"Elearning fails" – Eisenstadt

KMi Chief Scientist Marc Eisenstadt delivered a stinging condemnation of elearning at his keynote address to the IEEE International Conference on Advanced Learning Technologies on Friday in Niigata, Japan. The keynote, entitled "Does elearning have to be so awful? (Time to mashup or shutup)", took objection to decades of false promises and research that had high intellectual merit but either failed to deliver in the real world at large scale, or alternatively delivered, but made for an awful end-user experience.

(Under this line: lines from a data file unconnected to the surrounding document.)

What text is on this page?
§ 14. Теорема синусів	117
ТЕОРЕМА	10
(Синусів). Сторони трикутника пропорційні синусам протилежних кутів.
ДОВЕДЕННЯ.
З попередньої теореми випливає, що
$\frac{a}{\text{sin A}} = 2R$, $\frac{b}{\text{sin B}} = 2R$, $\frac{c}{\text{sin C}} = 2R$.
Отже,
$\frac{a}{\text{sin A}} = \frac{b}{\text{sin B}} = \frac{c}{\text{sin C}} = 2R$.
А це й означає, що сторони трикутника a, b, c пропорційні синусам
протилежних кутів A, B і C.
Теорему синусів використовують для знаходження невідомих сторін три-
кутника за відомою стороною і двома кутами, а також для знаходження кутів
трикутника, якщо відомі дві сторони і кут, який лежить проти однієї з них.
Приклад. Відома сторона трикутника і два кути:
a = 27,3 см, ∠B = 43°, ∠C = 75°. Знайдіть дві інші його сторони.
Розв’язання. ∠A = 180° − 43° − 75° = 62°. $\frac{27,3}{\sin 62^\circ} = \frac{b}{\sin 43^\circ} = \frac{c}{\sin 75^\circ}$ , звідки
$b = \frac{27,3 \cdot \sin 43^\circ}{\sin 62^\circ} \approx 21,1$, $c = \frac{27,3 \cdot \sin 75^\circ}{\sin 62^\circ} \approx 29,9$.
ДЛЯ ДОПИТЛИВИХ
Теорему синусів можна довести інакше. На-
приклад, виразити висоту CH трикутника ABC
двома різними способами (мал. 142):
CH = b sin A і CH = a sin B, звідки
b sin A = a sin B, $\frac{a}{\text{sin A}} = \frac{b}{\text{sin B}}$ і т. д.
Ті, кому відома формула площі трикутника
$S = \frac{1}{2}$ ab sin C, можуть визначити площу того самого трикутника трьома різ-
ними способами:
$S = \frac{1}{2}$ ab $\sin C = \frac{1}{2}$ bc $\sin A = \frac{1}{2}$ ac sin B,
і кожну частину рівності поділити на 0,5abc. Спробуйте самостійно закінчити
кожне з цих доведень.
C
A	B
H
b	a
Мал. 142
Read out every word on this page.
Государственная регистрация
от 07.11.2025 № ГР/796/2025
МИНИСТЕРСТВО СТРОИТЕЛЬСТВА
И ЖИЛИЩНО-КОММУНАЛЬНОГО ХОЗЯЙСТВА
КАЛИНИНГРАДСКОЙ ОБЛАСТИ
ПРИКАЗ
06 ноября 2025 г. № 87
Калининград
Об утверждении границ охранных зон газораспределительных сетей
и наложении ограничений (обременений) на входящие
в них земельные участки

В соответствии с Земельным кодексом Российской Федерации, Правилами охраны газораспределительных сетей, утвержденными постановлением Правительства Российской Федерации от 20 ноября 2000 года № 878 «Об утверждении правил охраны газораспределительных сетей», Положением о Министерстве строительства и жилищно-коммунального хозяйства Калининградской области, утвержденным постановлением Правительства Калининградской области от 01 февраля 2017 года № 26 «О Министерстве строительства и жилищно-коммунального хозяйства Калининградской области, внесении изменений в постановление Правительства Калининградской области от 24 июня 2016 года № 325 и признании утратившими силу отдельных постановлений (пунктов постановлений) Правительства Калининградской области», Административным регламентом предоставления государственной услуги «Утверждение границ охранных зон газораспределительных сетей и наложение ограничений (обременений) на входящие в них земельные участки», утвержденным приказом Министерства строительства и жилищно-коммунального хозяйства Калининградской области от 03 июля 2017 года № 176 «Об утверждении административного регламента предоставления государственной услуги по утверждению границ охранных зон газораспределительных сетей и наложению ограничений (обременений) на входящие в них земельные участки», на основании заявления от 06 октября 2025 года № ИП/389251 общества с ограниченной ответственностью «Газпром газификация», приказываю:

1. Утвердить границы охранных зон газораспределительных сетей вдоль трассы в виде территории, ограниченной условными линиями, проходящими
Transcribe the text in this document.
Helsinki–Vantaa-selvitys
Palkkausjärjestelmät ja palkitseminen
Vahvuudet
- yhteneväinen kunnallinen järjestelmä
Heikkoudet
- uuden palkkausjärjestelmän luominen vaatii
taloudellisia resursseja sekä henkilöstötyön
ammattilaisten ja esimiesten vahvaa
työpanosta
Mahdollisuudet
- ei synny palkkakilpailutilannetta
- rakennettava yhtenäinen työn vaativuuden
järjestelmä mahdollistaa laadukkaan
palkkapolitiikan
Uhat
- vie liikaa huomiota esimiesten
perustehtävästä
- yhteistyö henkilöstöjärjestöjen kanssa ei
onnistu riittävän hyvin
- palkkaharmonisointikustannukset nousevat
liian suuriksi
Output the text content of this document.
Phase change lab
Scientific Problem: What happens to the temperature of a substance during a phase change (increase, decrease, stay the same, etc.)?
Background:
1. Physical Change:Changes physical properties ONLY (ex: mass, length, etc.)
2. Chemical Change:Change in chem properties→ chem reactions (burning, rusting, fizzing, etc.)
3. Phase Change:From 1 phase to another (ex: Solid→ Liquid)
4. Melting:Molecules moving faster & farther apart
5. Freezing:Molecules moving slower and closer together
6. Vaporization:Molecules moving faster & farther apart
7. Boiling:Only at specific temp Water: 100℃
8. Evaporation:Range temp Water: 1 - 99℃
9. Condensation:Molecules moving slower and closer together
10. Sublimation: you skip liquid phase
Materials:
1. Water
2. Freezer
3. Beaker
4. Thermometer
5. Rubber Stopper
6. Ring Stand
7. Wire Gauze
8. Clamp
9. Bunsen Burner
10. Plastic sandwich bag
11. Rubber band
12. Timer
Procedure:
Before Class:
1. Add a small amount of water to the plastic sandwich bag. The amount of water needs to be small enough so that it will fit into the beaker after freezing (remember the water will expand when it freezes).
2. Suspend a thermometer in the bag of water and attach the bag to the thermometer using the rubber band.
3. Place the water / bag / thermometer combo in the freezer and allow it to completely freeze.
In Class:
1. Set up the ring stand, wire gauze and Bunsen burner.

Notable exceptions to this work, including strong results from the likes of Roger Schank and John Anderson, and the Open University itself, were simply not referenced in the very conference that purported to be about Advanced Learning Technologies, possibly because they were mistakenly thought to be either ‘too old’ or ‘outside the paradigm’ of conference discussion.

This did not deny the significance of the strong research actually presented at ICALT 2007, but instead emphasised the need to roll out results in a way that involved Eisenstadt’s three key attributes of ‘scale, human warmth, and (teacher/staff) buy-in’. Eisenstadt conducted a whirlwind tour through 5 decades of false promises, including (pictured above) the 1970’s Saturday-Night-Fever-era of ‘Microcomputers for all’, which may have helped raise a generation of computer-savvy kids, but generally not done much for (say) their scientific problem solving skills.

This is a theme Eisenstadt has explored in the past, but this time he attempted something of a wake-up call to an audience that was demonstrably weak in the use of social netwoking (according to several straw polls taken during the event), despite paying lip service to its virtues.

The talk looked at the brighter side of things too, taking a personal stance on some of the ‘magic sauce’ that makes Web2.0 a genuine force to be reckoned with, and looking at some powerful lessons that can be learned from the way the Open University, and in particular its new experiments with OpenLearn, are leveraging social tools for large-scale deployment in an educational context.